In this administration, it appears that both the president and the vice-president consider themselves above the law.

* Poor old Rudy Giuliani - his judgment about the people with whom he surrounds himself is beginning to look somewhat impaired. The most notorious case is, of course, Bernard Kerik. Beginning as the Mayor's driver, Kerik eventually became the New York Police Commissioner. Then, when Rudy left the Mayor's office, Kerik followed, going to work for Rudy's new business. Kerik was sent to Iraq to pull the Iraq police force together but left after two months, having accomplished absolutely nothing. Then Rudy pitched his name to the White House to be the first head of the new Homeland Security Department. The Bush administration bought it too and announced Kerik's name with great fanfare.....until his many ethical lapses started coming to light, whereupon, his name was withdrawn. (I still see him on television sometimes because it is a rule with the media that no matter how wrong you have ever been on every issue, once your name has been added to their rolodex as an "expert", you will remain there forever.)
After Kerik, came Thomas Ravenel. Ravenel was Giuliani's South Carolina campaign chairman. He was recently indicted for distributing cocaine.
Now there is the case of Monsignor Alan Placa, a consultant with Giuliani Partners. It seems that in a Suffolk County, New York grand jury report in 2003, Monsignor Placa was listed as "Priest F". In this guise, he was accused of sexually abusing minors as well as covering up for other priests as part of the team responsible for handling allegations of molestation within the diocese.
Giuliani says that the Monsignor was "unjustly" accused.

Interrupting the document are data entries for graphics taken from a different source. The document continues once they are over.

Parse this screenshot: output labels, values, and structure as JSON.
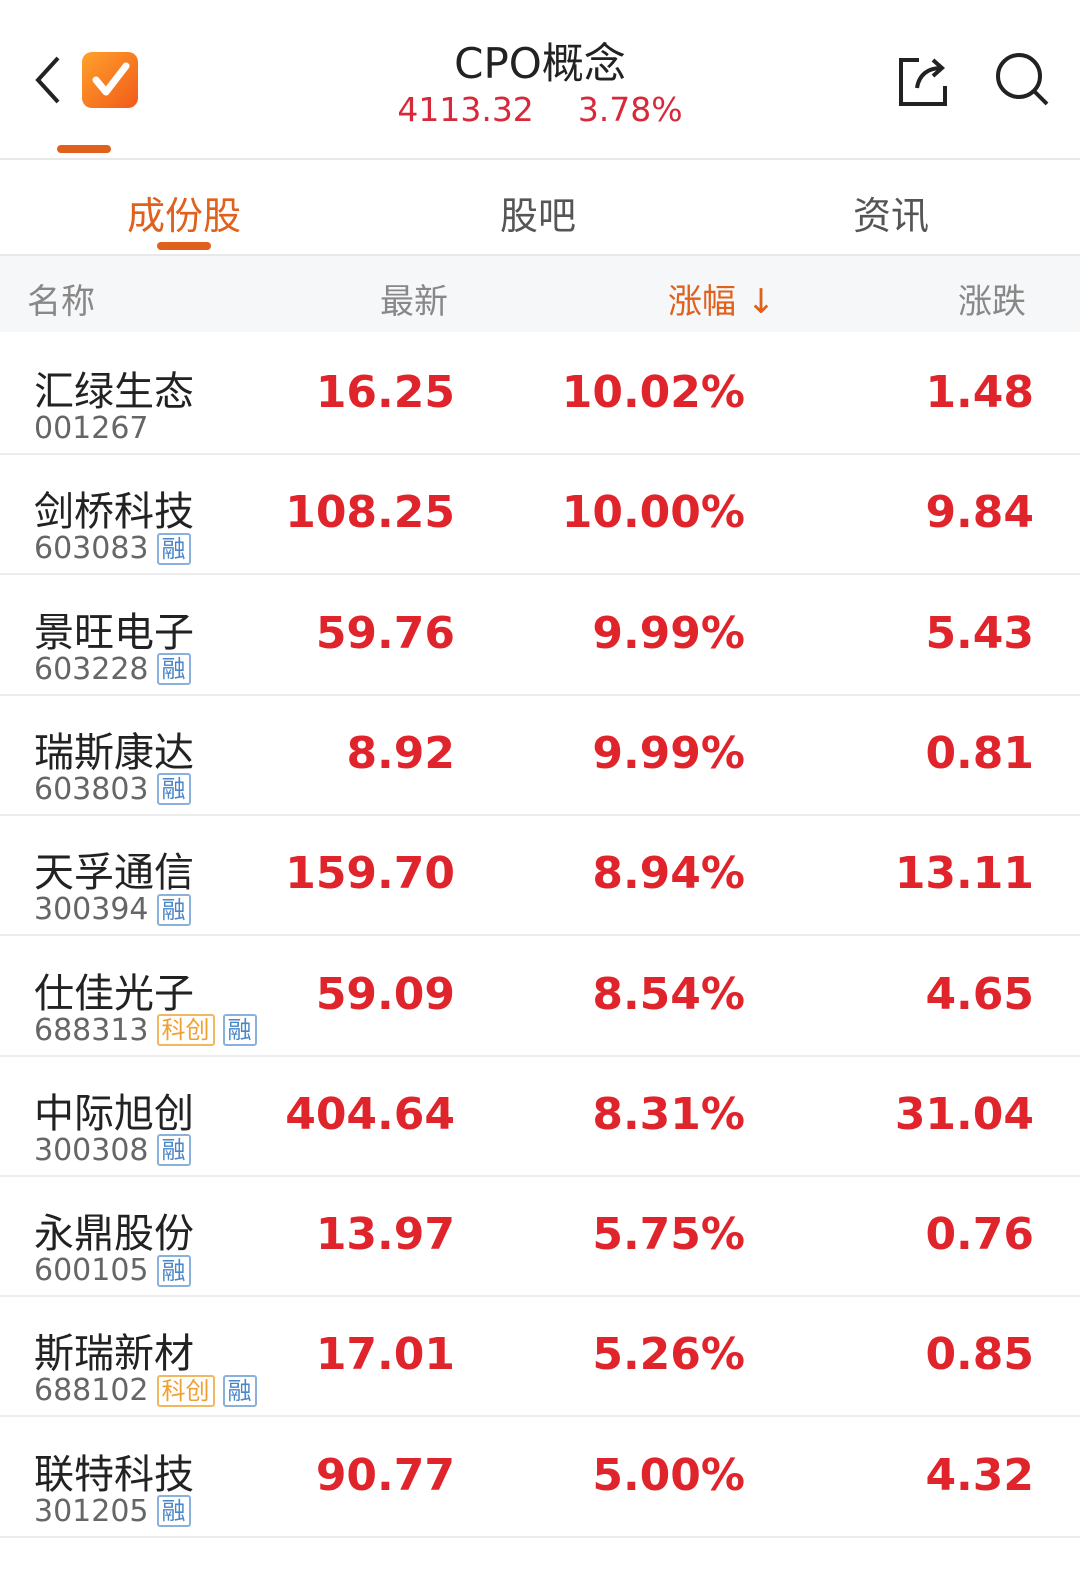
{
  "header": {
    "title": "CPO概念",
    "price": "4113.32",
    "change_pct": "3.78%"
  },
  "tabs": [
    {
      "label": "成份股",
      "active": true
    },
    {
      "label": "股吧"
    },
    {
      "label": "资讯"
    }
  ],
  "columns": {
    "name": "名称",
    "latest": "最新",
    "pct": "涨幅",
    "pct_sort_icon": "arrow-down",
    "change": "涨跌"
  },
  "colors": {
    "accent": "#e0611c",
    "up": "#e0242b"
  },
  "rows": [
    {
      "name": "汇绿生态",
      "code": "001267",
      "badges": [],
      "latest": "16.25",
      "pct": "10.02%",
      "change": "1.48"
    },
    {
      "name": "剑桥科技",
      "code": "603083",
      "badges": [
        "融"
      ],
      "latest": "108.25",
      "pct": "10.00%",
      "change": "9.84"
    },
    {
      "name": "景旺电子",
      "code": "603228",
      "badges": [
        "融"
      ],
      "latest": "59.76",
      "pct": "9.99%",
      "change": "5.43"
    },
    {
      "name": "瑞斯康达",
      "code": "603803",
      "badges": [
        "融"
      ],
      "latest": "8.92",
      "pct": "9.99%",
      "change": "0.81"
    },
    {
      "name": "天孚通信",
      "code": "300394",
      "badges": [
        "融"
      ],
      "latest": "159.70",
      "pct": "8.94%",
      "change": "13.11"
    },
    {
      "name": "仕佳光子",
      "code": "688313",
      "badges": [
        "科创",
        "融"
      ],
      "latest": "59.09",
      "pct": "8.54%",
      "change": "4.65"
    },
    {
      "name": "中际旭创",
      "code": "300308",
      "badges": [
        "融"
      ],
      "latest": "404.64",
      "pct": "8.31%",
      "change": "31.04"
    },
    {
      "name": "永鼎股份",
      "code": "600105",
      "badges": [
        "融"
      ],
      "latest": "13.97",
      "pct": "5.75%",
      "change": "0.76"
    },
    {
      "name": "斯瑞新材",
      "code": "688102",
      "badges": [
        "科创",
        "融"
      ],
      "latest": "17.01",
      "pct": "5.26%",
      "change": "0.85"
    },
    {
      "name": "联特科技",
      "code": "301205",
      "badges": [
        "融"
      ],
      "latest": "90.77",
      "pct": "5.00%",
      "change": "4.32"
    }
  ]
}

Perhaps, but what amazes me is that as a former prosecutor himself, and one who was known for being a hard-ass in so far as defendants were concerned, when a grand jury actually finds evidence that his friends have committed crimes, such as in the case of Placa or Scooter Libby, he is ready to turn against the legal system he defended as a law officer.
Sorry, Rudy, but the rules should be the same for everyone. Either we believe in the rule of law and our jury system or we don't. You can't simply pick and choose based on whether the accused are your friends.

*Well, poor little Paris will be getting out of jail this week. Poor little Paris? Yes, the media has actually caused me to have some sympathy for this spoiled, self-centered, vapid-headed little rich girl. Because the media is responsible for Paris Hilton. If they had not covered her like a blanket, hanging on her every statement and movement, splashing her picture across every television screen and magazine cover, there would not have been a Paris Hilton phenomena. Even when there was serious news to cover, they chose to go with Paris. They made her their pet and, you know, she gloried in her fame. She pranced and preened and smiled, secure in their adoration.
Until, she fell... and then they went into a feeding frenzy of viciousness. They criticized her and made fun of her and embarrassed her and showed ugly pictures of her. Because it is what the media does. They worship at your alter when you are riding high and then fall on you like a pack of hyenas when you stumble, although you'd never have been riding so high in the first place if they hadn't boosted you up there.
Probably, Paris didn't understand this. She thought she would remain the media's fair-haired girl no matter what. But now she knows. The press is never your friend. They can make you but will happily break you without a morsel of conscience.
They do the same with presidents. I'm not a George Bush fan, as anyone who reads this blog knows, but George Bush was never as good as the media painted him when he was popular and neither is he quite as bad as they portray him now that he has an approval rate in the 20's.
George Bush and Paris Hilton are only two of the most recent media darlings to discover how quick they are to kick you when you're down.